Two women leaning against a wall with intense looks on their faces
Merritt Wever (left) and Toni Collette (right) as Colorado detectives.

Unbelievable

Co-created and executive produced
by Susannah Grant ’84

Netflix

A young woman is attacked in her home by a masked intruder, who ties her up, gags her and assaults her for an extended period of time. When he finally leaves, she’s traumatized and desperate for help, but the police are dismissive and even hostile. Eventually, a pair of indomitable detectives track down the man responsible and bring him to justice.

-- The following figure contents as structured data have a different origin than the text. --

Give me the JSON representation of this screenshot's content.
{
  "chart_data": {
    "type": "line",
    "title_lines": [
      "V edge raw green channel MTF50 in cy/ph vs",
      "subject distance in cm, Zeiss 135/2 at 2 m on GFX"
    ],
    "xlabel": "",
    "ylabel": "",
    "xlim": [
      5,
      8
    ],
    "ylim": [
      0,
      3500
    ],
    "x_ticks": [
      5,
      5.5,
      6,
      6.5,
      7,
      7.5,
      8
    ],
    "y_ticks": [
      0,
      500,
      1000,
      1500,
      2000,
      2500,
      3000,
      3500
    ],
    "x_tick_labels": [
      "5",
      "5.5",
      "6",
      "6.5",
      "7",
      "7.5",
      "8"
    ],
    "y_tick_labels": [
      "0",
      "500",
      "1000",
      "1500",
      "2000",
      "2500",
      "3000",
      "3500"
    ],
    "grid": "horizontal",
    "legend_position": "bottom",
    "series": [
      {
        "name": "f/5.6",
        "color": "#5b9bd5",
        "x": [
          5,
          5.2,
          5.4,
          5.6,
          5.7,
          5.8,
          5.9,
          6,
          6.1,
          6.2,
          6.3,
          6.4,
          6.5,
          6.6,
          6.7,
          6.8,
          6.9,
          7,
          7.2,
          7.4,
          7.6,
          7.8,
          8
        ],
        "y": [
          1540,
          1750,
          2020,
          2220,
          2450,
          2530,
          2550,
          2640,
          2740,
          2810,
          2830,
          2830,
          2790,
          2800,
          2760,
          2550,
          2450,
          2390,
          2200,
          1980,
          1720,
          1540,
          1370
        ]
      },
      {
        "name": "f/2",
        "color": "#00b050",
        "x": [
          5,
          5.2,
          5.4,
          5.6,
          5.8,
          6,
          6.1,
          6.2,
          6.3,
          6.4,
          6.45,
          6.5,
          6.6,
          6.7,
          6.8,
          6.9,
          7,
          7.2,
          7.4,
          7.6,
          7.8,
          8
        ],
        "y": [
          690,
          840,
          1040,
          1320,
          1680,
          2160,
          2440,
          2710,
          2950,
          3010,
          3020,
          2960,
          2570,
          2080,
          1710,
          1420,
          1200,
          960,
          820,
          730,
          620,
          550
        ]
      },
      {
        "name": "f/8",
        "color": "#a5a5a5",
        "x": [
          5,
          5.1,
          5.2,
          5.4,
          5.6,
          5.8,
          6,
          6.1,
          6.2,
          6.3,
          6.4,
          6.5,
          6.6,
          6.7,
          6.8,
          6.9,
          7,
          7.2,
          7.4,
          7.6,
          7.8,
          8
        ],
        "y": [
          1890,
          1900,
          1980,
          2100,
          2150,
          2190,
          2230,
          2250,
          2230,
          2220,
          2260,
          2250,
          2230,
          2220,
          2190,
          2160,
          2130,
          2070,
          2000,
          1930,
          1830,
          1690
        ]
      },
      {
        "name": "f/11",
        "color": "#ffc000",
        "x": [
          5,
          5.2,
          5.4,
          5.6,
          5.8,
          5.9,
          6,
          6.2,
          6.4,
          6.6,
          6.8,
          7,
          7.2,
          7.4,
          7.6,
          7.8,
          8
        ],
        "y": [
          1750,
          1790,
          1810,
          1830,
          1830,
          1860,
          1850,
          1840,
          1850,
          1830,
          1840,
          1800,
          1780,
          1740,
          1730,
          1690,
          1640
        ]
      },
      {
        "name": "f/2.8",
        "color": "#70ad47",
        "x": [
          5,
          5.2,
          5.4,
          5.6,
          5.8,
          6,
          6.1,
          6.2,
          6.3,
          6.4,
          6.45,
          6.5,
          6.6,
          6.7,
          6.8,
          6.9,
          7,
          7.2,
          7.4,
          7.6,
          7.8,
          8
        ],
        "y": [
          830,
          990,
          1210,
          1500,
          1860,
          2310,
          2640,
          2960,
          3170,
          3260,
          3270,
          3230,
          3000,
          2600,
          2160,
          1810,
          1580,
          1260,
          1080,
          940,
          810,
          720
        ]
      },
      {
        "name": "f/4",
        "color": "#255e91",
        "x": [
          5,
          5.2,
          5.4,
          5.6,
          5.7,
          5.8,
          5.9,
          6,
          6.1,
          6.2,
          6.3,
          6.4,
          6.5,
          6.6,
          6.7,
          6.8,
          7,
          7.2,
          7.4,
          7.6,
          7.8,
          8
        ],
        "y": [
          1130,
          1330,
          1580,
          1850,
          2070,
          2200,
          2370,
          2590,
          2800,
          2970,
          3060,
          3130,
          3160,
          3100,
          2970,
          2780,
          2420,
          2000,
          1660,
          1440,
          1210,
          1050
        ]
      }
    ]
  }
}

It sounds like an episode of Law & Order: SVU, but the Netflix miniseries Unbelievable, created by Susannah Grant ’84, along with novelists Michael Chabon and Ayelet Waldman, uses a familiar template to tell a more compassionate story, placing the experience of the survivors of sexual assault on equal footing with the investigation process, and minimizing the presence of the perpetrator.

It’s also, like many Law & Order episodes, ripped from the headlines, based on a 2015 Pulitzer Prize-winning ProPublica/Marshall Project article that was later turned into a book and an episode of This American Life. Names have been changed and some details have been fictionalized, but the core of the story is true, as detectives in two different jurisdictions in Colorado realize that their rape investigations are focused on the same person. Soon they’ve come across a whole string of attacks, and they eventually coordinate a large-scale manhunt for a serial rapist attacking women across multiple states.

Two detectives coordinate a multi-state manhunt for a serial rapist.

One of those women is Marie Adler (Kaitlyn Dever), and her story forms half of the series, which begins with an episode devoted entirely to the aftermath of her attack in Lynnwood, Wash., in 2008. While the detectives in Colorado (played by Merritt Wever and Toni Collette) are fiercely dedicated to finding their suspect and supporting his victims, cops in Lynnwood are confrontational with Marie, a troubled young woman who spent most of her childhood in foster care. They discount her claims as false and pressure her into saying she made them up. At the end of the opening episode, she’s standing on the edge of a bridge, contemplating suicide.

One picture of two people leaning against a wall and one picture of three people standing in a police station
Left, Charlie McDermott and Patricia Fa’asua as counselors to the character played by Kaitlyn Dever, right.

Three years later, Detective Karen Duvall (Wever) picks up a rape case in Golden, Colo., and discovers similarities to a case in nearby Westminster being investigated by Detective Grace Rasmussen (Collette). Unlike the (male) detectives in Lynnwood, Duvall and Rasmussen believe the victims’ narratives, and they pull every resource they can in order to track down the man responsible. Following the first episode, the show shifts back and forth between the two stories, showing how Marie struggles to put her life back together following her assault (and a public admission of lying), and how Duvall and Rasmussen painstakingly gathers evidence to bring down the serial rapist.

The dual timelines are sometimes confusing, and there’s more-obvious urgency to the detectives’ pursuit of the rapist than there is to Marie’s despair. But the performances are all strong, and the pacing picks up as the two threads get closer to converging.

Wever and Collette have lively chemistry that’s afforded the time it needs to develop, one of the advantages of adapting this story as an eight-episode series rather than a feature film. Duvall is sensitive and caring, while Rasmussen is sharper and more aggressive, and it takes a little while for their styles to line up.

They eventually make for a perfect team, though, and Grant (who wrote or co-wrote five of the episodes, and directed two) and her collaborators depict just enough of the detectives’ personal lives to give a sense of them as people without distracting from the central story. The show never forgets whose experience is most important.


Bell is a Las Vegas writer and critic.